Furthermore, flow cytometry data underscore marked distinctions between females and males. Specifically, females exhibit fewer inflammatory macrophages (Ly6Chi), even in their basal state, while displaying a higher presence of reparative macrophages (Ly6Clo). In our model, female mice demonstrate subtle NKT-dependent protection against HFCD consumption, maybe due to their relatively lower levels of iNKT cells. Changes in liver damage (ALT levels) and the immune pattern, displaying increases levels of neutrophils and a growing proportion of inflammatory macrophages, suggest that over an extended period NKT-induced protection might assume a significant role in female mice confronted with heightened damage and inflammation.

Consistent with this view, our preliminary data from a liver cancer model (Cuño-Gómiz et al., unpublished results), involving diethyl nitrosamine (DEN) injection in combination with HFCD diet confirms this notion. In fact, our initial findings reveal a significant surge in alpha-fetoprotein (AFP), a biomarker for hepatocellular carcinoma (HCC), in CD1d-deficient female mice serum compared to Balb/c female mice following 8 months of treatment with DEN + HFCD (9.134 ± 1.957* µg/ml of AFP in CD1d-KO female mice, n = 10, vs. 3.602 ± 0.641 µg/ml of AFP in Balb/c female mice, n = 7, p < 0.01). While these observations are promising, further investigation is essential considering the complex interplay of factors involved. Reliable animal models that accurately emulate human pathology are necessary for advancing scientific understanding.

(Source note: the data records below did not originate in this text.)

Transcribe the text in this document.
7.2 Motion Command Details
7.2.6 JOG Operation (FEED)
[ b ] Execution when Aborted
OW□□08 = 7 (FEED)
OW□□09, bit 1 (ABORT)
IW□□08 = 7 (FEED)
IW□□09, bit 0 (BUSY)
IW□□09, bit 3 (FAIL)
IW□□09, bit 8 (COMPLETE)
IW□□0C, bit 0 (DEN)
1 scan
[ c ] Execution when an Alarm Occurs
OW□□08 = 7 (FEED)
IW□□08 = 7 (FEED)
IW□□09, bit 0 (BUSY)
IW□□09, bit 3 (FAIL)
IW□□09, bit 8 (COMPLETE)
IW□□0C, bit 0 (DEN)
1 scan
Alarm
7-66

Perspectives and significance

Our findings imply that hepatic NKT cells play a role in mitigating inflammation during MASH progression in male Balb/c mice by modulating the immune environment towards a more favorable state for inflammation control. In female Balb/c mice, the inherent protection maybe conferred by estrogens and the female immune response appears effective in managing early MASH with minor influence from NKT cells. In this sense, our results may provide a broader perspective on the sex-dependent influence of NKT cells in other inflammatory diseases, beyond its protective role in MASH or in liver tumorigenesis.